Secretaria Municipal de Saúde registra dois casos de agressões físicas no Carnaval
Por Francis Juliano/ Cláudia Cardozo
A Secretaria Municipal de Saúde de Salvador registra uma queda de 5% nos atendimentos no Carnaval, comparado a 2017. Segundo o secretário municipal de Saúde, José Antônio Rodrigues Alves, cada vez mais, se atende menos pacientes com menor gravidade nos circuitos da folia. O maior número de casos foi registrado no Circuito Barra-Ondina. Também registram menos casos clínicos e menos agressões físicas. Até o momento, desde o início do Carnaval, a pasta registrou dois casos de agressões. Um foi ferimento a bala, ocorrido na Ladeira da Montanha. O outro, de maior gravidade, foi de um folião que foi agredido com socos e pontapés e foi transferido para o Hospital Geral do Estado (HGE) entubado. Para o secretário, “a segurança é fundamental para disciplinar e permitir uma tranquilidade maior no carnaval e o destencionamento das cordas tem gerado menos atritos entre os foliões ou entre a Polícia Militar e os cordeiros para manter a ordem”. As barreiras de segurança, segundo José Antônio, também são importantes para evitar que as pessoas levem armas para o Carnaval.

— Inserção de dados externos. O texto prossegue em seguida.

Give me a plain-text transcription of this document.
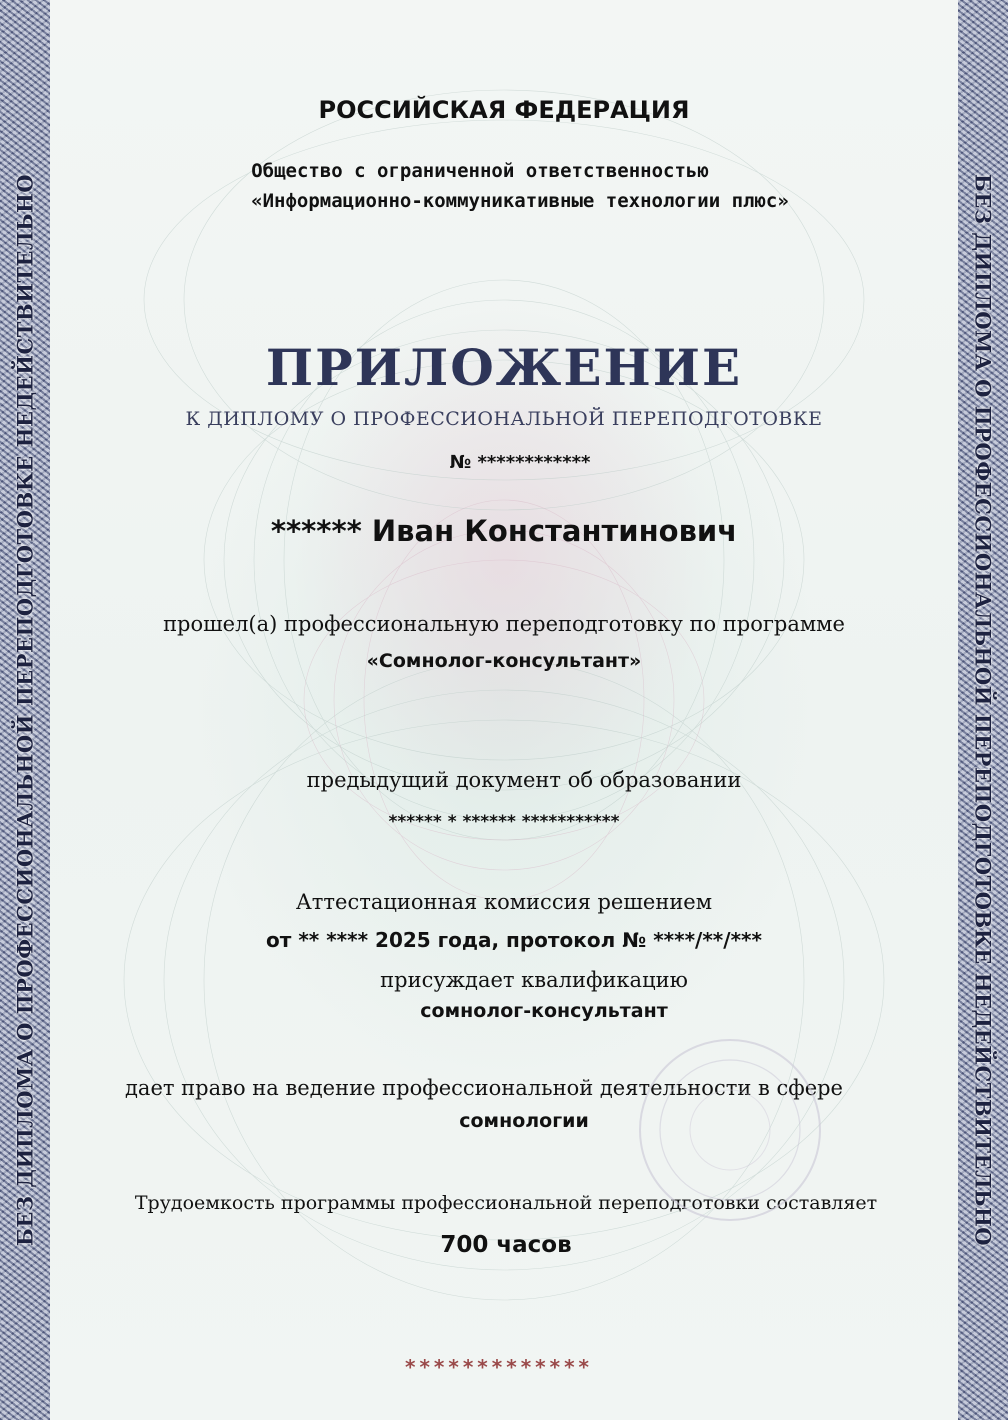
БЕЗ ДИПЛОМА О ПРОФЕССИОНАЛЬНОЙ ПЕРЕПОДГОТОВКЕ НЕДЕЙСТВИТЕЛЬНО	БЕЗ ДИПЛОМА О ПРОФЕССИОНАЛЬНОЙ ПЕРЕПОДГОТОВКЕ НЕДЕЙСТВИТЕЛЬНО
РОССИЙСКАЯ ФЕДЕРАЦИЯ
Общество с ограниченной ответственностью
«Информационно-коммуникативные технологии плюс»
ПРИЛОЖЕНИЕ
К ДИПЛОМУ О ПРОФЕССИОНАЛЬНОЙ ПЕРЕПОДГОТОВКЕ
№ ************
****** Иван Константинович
прошел(а) профессиональную переподготовку по программе
«Сомнолог-консультант»
предыдущий документ об образовании
****** * ****** ***********
Аттестационная комиссия решением
от ** **** 2025 года, протокол № ****/**/***
присуждает квалификацию
сомнолог-консультант
дает право на ведение профессиональной деятельности в сфере
сомнологии
Трудоемкость программы профессиональной переподготовки составляет
700 часов
*************
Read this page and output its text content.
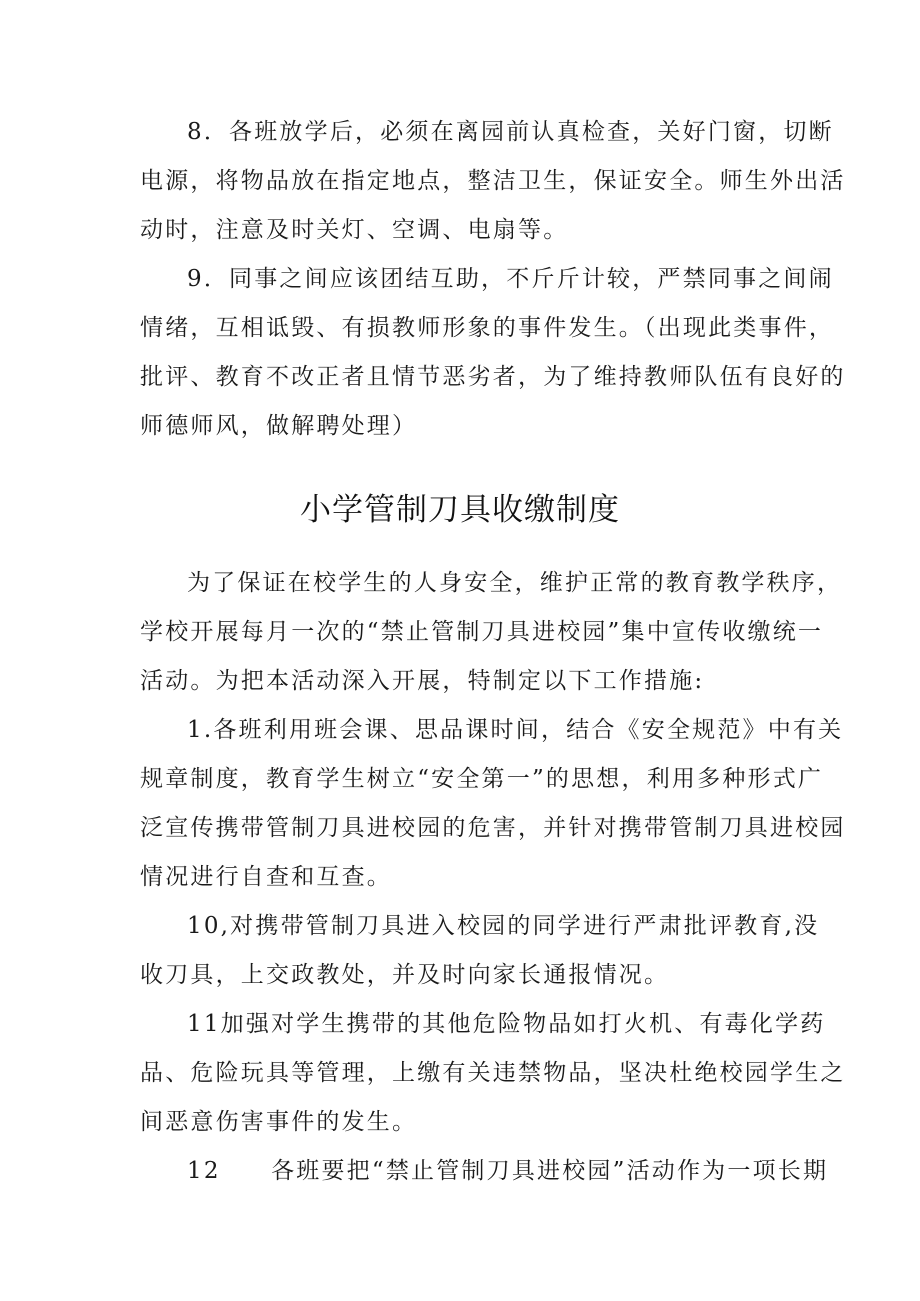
8．各班放学后，必须在离园前认真检查，关好门窗，切断
电源，将物品放在指定地点，整洁卫生，保证安全。师生外出活
动时，注意及时关灯、空调、电扇等。
9．同事之间应该团结互助，不斤斤计较，严禁同事之间闹
情绪，互相诋毁、有损教师形象的事件发生。（出现此类事件，
批评、教育不改正者且情节恶劣者，为了维持教师队伍有良好的
师德师风，做解聘处理）
小学管制刀具收缴制度
为了保证在校学生的人身安全，维护正常的教育教学秩序，
学校开展每月一次的“禁止管制刀具进校园”集中宣传收缴统一
活动。为把本活动深入开展，特制定以下工作措施:
1.各班利用班会课、思品课时间，结合《安全规范》中有关
规章制度，教育学生树立“安全第一”的思想，利用多种形式广
泛宣传携带管制刀具进校园的危害，并针对携带管制刀具进校园
情况进行自查和互查。
10,对携带管制刀具进入校园的同学进行严肃批评教育,没
收刀具，上交政教处，并及时向家长通报情况。
11加强对学生携带的其他危险物品如打火机、有毒化学药
品、危险玩具等管理，上缴有关违禁物品，坚决杜绝校园学生之
间恶意伤害事件的发生。
12　　各班要把“禁止管制刀具进校园”活动作为一项长期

Devido a atuação da Vigilância Sanitária (Visa), também foi observado um decréscimo no atendimento de casos de diarreia, cefaleia e infecções generalizadas causadas por alimentos. A Visa, antes do Carnaval, fez a testagem da água dos estabelecimentos nos circuitos, como de bares, restaurantes e hotéis. Quando foi constatado uma baixa no nível do cloro da água, a Embasa era notificada para resolver a situação. O secretário também informou dados do programa Fique Sabendo. Até então, já foram distribuídas 1,2 milhão de camisinhas, realizados 1,2 mil exames de HIV, com oito casos positivos. O posto também realiza exame de sífilis. Já foram detectados 48 casos da doença. Os pacientes com resultado positivo são encaminhados para o serviço de saúde da rede pública para acompanhamento e tratamento adequado.